Welfare: duty of care

The Five Welfare Needs:
1. Environment — a suitable place to live
2. Diet — the right food in the right amounts
3. Behaviour — being able to behave normally
4. Company — for animals that need to live together
5. Health — protecting your pet from pain, suffering, injury and disease

Before you decide to buy your chickens, you must first consider whether you can meet their five welfare needs.

A flock of free-range chickens

Environment: Chicken housing is used by the birds for roosting, laying, and shelter. Movable pens are good as the birds get fresh ground regularly. Ventilation is important but needs to be high up as chickens will not thrive in draughts.

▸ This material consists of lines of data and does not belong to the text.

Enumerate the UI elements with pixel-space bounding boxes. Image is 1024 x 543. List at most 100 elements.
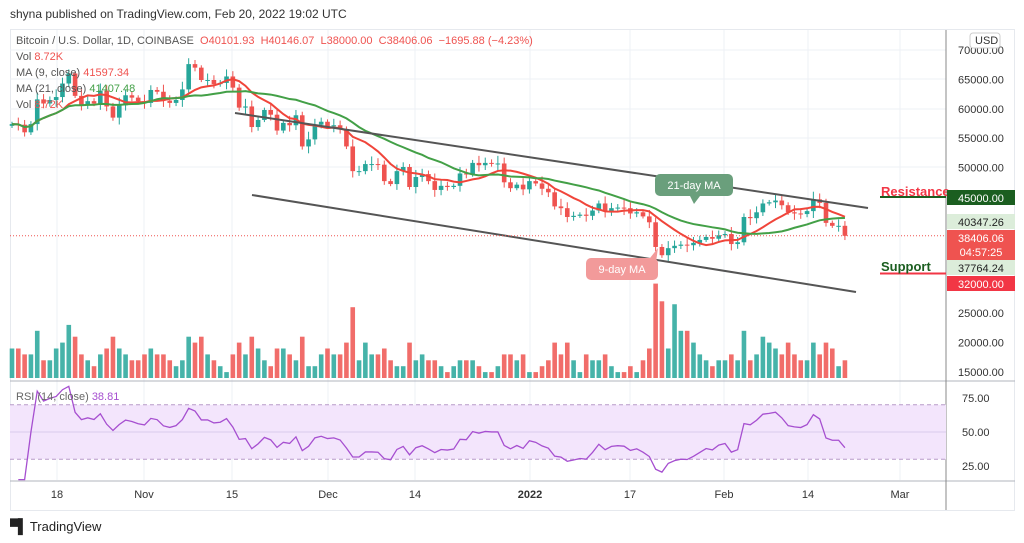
volume-bar [508,354,513,378]
candle-body [394,171,400,185]
volume-bar [558,354,564,378]
rsi-tick: 75.00 [962,393,990,405]
ohlc-high: H40146.07 [260,35,315,47]
volume-bar [363,342,368,378]
candle-body [407,167,412,188]
candle-body [22,124,27,133]
candle-body [842,225,848,236]
candle-body [413,177,419,188]
candle-body [60,83,65,98]
ma9-legend[interactable]: MA (9, close) 41597.34 [16,67,129,79]
time-tick: Feb [715,489,734,501]
volume-bar [129,360,135,378]
volume-bar [161,354,166,378]
ma21-callout-text: 21-day MA [667,180,721,192]
candle-body [110,106,116,118]
volume-bar [564,342,570,378]
volume-bar [98,354,103,378]
candle-body [318,121,324,125]
candle-body [91,101,97,104]
volume-bar [394,366,400,378]
volume-bar [697,354,703,378]
candle-body [640,212,646,217]
candle-body [735,242,740,245]
candle-body [830,222,835,226]
volume-bar [647,348,652,378]
volume-bar [331,354,337,378]
candle-body [489,162,494,164]
candle-body [116,105,122,118]
candle-body [98,90,103,104]
candle-body [211,79,217,85]
time-tick: Dec [318,489,338,501]
time-tick: 18 [51,489,63,501]
volume-bar [438,366,444,378]
volume-bar [79,354,84,378]
tradingview-logo[interactable]: ▀▌ TradingView [10,518,101,534]
candle-body [375,164,381,166]
volume-bar [747,360,753,378]
volume-tick: 20000.00 [958,338,1004,350]
candle-body [703,236,709,240]
candle-body [243,106,248,108]
volume-bar [306,366,311,378]
volume-bar [710,366,715,378]
volume-tick: 25000.00 [958,308,1004,320]
candle-body [754,212,759,219]
candle-body [564,208,570,217]
countdown-label: 04:57:25 [960,247,1003,259]
candle-body [609,208,614,212]
candle-body [722,234,728,236]
volume-bar [34,330,40,378]
volume-bar [236,342,242,378]
candle-body [785,205,791,213]
volume-bar [621,372,627,378]
volume-bar [381,348,387,378]
candle-body [249,106,255,128]
candle-body [710,236,715,239]
candle-body [470,162,475,175]
candle-body [161,91,166,101]
candle-body [400,167,406,172]
vol-value: 8.72K [34,51,64,63]
volume-bar [224,372,229,378]
volume-bar [703,360,709,378]
volume-bar [249,336,255,378]
candle-body [445,185,450,188]
rsi-legend[interactable]: RSI (14, close) 38.81 [16,391,119,403]
candle-body [129,95,135,98]
volume-bar [609,366,614,378]
candle-body [299,115,305,147]
volume-bar [426,360,431,378]
volume-bar [830,348,835,378]
volume-bar [60,342,65,378]
volume-bar [180,360,185,378]
volume-bar [464,360,469,378]
volume-bar [533,372,539,378]
channel-lower-line [251,194,857,293]
volume-bar [116,348,122,378]
volume-bar [817,354,822,378]
vol2-legend[interactable]: Vol 8.72K [16,99,63,111]
ma9-callout-text: 9-day MA [598,264,646,276]
volume-bar [773,348,778,378]
volume-bar [230,354,236,378]
volume-bar [91,366,97,378]
volume-bar [691,342,696,378]
ma21-legend[interactable]: MA (21, close) 41407.48 [16,83,135,95]
currency-button[interactable] [969,32,1001,49]
candle-body [760,203,766,213]
candle-body [148,89,154,103]
price-tick: 60000.00 [958,104,1004,116]
candle-body [539,183,545,189]
candle-body [533,181,539,184]
time-tick: Mar [891,489,910,501]
candle-body [653,222,658,247]
vol-legend[interactable]: Vol 8.72K [16,51,63,63]
candle-body [577,214,583,216]
volume-bar [205,354,210,378]
volume-bar [66,324,72,378]
volume-bar [47,360,53,378]
volume-bar [798,360,804,378]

Diet: the balanced commercial chicken feed is easy to obtain and should be stored dry. Wild birds should be discouraged from accessing chicken feeders, ad lib feeding is common as chickens are good at regulating the amount of feed or grit they need.

Behaviour: the pecking order is very important to maintain the stability of a flock and only changes if hens are added or removed. Chickens love to scratch with their feet to find insects, even tiny chicks will do this. The flock keeps watch for potential aerial predators and has a special call to alert their friends.

Company: chickens can be kept as just two hens but are are happy with more company as long as the flock members do not change. They will boss newcomers for example.

Health: it is your responsibility to maintain the health of your birds by providing those items above, plus keeping stress low and using the licensed wormer at least twice a year to avoid build-up of internal parasites. This makes the birds stronger and more able to combat pathogens (harmful organisms).